Although Foursquare is always about self-display and self-presentation, in the quote above Larry implies that his checking-in at a place and sharing locational information is not to present his self or to present a place, but rather to allow him to find that place the next time he visits. As such, it would be erroneous to say that users of mobile and locative media share their locational information with people just because they want to show-off or reveal an aspect of their identity. Although this is certainly true for some, the different aspects of sharing locational information should be analysed. In this case, the places where Larry checks-in are not necessarily special places, as the Spanish Bar was for Rodney. While it may be a very random place, by sharing the information and making it available for later retrieval, Larry is able to generate a kind of local knowledge of London.
Whether used as a tool for the transfer of knowledge or for the discovery of new places in the world, maps have always served our need and desire to be mobile.

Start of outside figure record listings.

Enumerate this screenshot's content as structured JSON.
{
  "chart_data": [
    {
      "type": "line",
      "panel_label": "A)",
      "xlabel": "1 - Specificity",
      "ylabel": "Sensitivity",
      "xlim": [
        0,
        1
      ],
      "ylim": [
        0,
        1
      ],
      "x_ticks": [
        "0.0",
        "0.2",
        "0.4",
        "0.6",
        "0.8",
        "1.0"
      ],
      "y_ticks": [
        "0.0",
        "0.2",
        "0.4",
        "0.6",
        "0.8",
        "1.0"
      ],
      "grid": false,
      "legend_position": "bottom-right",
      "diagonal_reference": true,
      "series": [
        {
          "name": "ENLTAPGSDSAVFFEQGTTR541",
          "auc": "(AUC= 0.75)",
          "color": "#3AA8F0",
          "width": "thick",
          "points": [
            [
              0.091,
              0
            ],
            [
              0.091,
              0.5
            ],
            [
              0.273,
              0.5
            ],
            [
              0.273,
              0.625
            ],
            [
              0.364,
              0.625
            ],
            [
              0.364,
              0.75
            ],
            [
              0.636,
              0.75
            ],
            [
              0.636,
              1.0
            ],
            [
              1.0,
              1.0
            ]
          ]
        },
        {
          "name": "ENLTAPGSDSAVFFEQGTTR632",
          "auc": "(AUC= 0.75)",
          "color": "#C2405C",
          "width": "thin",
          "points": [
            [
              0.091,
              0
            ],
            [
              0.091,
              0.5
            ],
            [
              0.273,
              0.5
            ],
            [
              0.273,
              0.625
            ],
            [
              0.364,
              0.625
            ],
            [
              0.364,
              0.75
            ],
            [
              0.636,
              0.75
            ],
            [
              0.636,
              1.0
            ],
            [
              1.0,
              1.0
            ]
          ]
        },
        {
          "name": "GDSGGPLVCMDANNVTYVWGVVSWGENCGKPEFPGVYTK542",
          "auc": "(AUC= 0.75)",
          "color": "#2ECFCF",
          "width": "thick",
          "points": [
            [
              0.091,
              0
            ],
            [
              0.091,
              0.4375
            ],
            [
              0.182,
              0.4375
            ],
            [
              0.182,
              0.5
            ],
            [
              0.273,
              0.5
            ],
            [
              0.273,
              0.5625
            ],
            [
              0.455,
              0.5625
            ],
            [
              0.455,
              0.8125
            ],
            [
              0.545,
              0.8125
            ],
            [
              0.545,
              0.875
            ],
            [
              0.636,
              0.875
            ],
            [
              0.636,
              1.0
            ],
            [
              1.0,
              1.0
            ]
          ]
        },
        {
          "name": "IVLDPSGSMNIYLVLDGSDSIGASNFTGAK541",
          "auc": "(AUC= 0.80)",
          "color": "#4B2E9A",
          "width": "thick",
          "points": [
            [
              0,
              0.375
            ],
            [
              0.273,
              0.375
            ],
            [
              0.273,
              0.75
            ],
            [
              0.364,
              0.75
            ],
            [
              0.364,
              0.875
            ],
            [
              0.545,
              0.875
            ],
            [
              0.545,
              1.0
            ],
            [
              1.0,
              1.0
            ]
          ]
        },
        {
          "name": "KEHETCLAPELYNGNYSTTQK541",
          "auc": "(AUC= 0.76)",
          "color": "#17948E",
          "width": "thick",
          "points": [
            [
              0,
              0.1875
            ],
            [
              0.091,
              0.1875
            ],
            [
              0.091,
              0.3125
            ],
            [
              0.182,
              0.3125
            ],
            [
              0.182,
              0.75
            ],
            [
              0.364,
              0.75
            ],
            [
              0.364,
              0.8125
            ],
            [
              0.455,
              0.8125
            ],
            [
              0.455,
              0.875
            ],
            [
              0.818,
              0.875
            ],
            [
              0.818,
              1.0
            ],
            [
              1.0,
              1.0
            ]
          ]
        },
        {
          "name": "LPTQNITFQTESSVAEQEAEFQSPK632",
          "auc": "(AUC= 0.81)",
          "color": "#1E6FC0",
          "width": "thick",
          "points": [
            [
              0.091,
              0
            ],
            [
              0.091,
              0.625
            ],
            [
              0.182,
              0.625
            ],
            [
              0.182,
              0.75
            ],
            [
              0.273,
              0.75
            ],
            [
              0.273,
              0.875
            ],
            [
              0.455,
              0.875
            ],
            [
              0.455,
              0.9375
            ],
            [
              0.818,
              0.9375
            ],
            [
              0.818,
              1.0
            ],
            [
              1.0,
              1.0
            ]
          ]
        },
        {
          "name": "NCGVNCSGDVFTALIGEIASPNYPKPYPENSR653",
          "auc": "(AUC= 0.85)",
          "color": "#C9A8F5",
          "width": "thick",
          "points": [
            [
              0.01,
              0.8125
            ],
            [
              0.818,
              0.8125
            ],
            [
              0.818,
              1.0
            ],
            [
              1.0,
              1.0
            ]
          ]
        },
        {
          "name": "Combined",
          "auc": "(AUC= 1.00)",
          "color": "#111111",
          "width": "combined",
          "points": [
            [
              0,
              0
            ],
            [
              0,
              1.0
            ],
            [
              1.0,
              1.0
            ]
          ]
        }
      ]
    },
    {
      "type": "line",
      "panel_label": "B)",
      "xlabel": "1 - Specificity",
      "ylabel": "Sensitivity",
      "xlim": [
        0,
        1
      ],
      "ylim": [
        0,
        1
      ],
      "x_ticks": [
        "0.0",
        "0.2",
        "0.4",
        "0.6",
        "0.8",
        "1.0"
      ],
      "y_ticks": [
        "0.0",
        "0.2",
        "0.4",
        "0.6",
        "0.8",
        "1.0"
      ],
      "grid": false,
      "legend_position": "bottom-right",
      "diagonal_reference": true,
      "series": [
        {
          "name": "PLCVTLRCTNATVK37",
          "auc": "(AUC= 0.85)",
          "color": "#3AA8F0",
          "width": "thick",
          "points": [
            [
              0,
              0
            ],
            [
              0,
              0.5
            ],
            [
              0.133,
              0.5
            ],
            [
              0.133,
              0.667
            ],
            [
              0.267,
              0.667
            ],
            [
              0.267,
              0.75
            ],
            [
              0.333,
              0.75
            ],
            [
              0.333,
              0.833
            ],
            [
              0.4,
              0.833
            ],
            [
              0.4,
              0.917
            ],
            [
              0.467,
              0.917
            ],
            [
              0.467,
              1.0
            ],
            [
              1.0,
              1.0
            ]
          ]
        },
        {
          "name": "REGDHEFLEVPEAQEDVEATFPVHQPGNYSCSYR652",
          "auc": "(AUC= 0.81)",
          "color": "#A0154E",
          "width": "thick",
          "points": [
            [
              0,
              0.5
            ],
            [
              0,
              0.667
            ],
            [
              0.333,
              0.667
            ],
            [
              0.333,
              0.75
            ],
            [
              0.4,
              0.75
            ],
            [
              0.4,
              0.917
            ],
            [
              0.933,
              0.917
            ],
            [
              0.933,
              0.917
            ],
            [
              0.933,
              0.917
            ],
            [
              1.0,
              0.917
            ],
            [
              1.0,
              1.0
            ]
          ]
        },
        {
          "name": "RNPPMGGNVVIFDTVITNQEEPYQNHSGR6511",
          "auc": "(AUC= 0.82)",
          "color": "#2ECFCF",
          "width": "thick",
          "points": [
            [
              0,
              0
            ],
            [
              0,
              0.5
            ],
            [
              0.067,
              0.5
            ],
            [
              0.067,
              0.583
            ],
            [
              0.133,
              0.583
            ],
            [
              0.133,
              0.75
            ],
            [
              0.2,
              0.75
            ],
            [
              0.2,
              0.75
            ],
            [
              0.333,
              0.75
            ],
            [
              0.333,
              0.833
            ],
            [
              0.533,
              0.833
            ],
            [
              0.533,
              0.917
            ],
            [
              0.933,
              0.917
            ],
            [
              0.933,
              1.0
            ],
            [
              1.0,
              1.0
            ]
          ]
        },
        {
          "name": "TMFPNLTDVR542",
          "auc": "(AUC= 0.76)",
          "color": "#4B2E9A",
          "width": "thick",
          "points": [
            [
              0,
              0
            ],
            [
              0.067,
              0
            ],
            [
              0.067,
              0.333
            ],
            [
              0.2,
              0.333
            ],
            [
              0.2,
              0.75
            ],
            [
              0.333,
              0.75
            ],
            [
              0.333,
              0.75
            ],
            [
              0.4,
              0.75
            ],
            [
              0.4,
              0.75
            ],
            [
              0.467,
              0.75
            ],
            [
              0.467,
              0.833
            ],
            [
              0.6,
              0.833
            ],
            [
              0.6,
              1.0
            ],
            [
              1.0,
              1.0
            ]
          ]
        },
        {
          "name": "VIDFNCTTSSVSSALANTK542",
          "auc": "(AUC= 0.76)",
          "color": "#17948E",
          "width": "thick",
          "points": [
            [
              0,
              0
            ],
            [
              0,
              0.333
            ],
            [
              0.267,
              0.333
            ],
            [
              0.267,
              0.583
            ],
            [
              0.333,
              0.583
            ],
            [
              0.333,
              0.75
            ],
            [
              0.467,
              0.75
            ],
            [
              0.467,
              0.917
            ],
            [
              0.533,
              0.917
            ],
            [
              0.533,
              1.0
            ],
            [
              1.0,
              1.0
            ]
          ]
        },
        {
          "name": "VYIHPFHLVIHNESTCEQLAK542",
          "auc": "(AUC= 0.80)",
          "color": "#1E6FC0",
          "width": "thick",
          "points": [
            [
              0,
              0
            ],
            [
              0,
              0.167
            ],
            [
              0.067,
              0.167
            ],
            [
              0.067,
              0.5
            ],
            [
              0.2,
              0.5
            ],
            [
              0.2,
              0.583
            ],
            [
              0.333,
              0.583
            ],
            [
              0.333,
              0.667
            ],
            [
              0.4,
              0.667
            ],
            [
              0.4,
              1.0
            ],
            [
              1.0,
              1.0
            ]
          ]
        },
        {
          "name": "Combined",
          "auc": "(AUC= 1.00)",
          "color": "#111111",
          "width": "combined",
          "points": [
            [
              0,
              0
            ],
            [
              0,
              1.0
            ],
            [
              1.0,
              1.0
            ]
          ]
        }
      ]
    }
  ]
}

Maps have always been portable, and mobility is not only specific to maps that we carry on our mobile devices. However, with the introduction of GPS-enabled mobile technologies into our everyday lives we have started to become dependent on the routes or directions that map applications generate for us. It must be said that this dependency is not only a result of having the technology ready-at-hand, as the very nature of the fast metropolitan lifestyle also plays a role. One cannot communicate directly with fellow commuters or cannot guess who has local knowledge of any given city and who does not, and in this sense, landmarks still play a crucial role as a primary source in learning the spatial environment. That said, mobile communication devices, and especially smartphones, have started to affect
how one navigates, and hence learn new places in a city. As the study reveals, for some, mobile maps allow them, to some extent, to become familiar with new places, but they can also limit our spatial learning if used only as secondary sources of spatial information. Most importantly, as the first cartographic maps of the world reveal, they act not only as supplementary sources, but also as sources of a direct experience, enhancing one’s awareness of the spatial environment socially. To conclude, the maps contained within our mobile devices remind us of our own exploratory and adventurous nature by allowing us to discover and explore things in a serendipitous manner.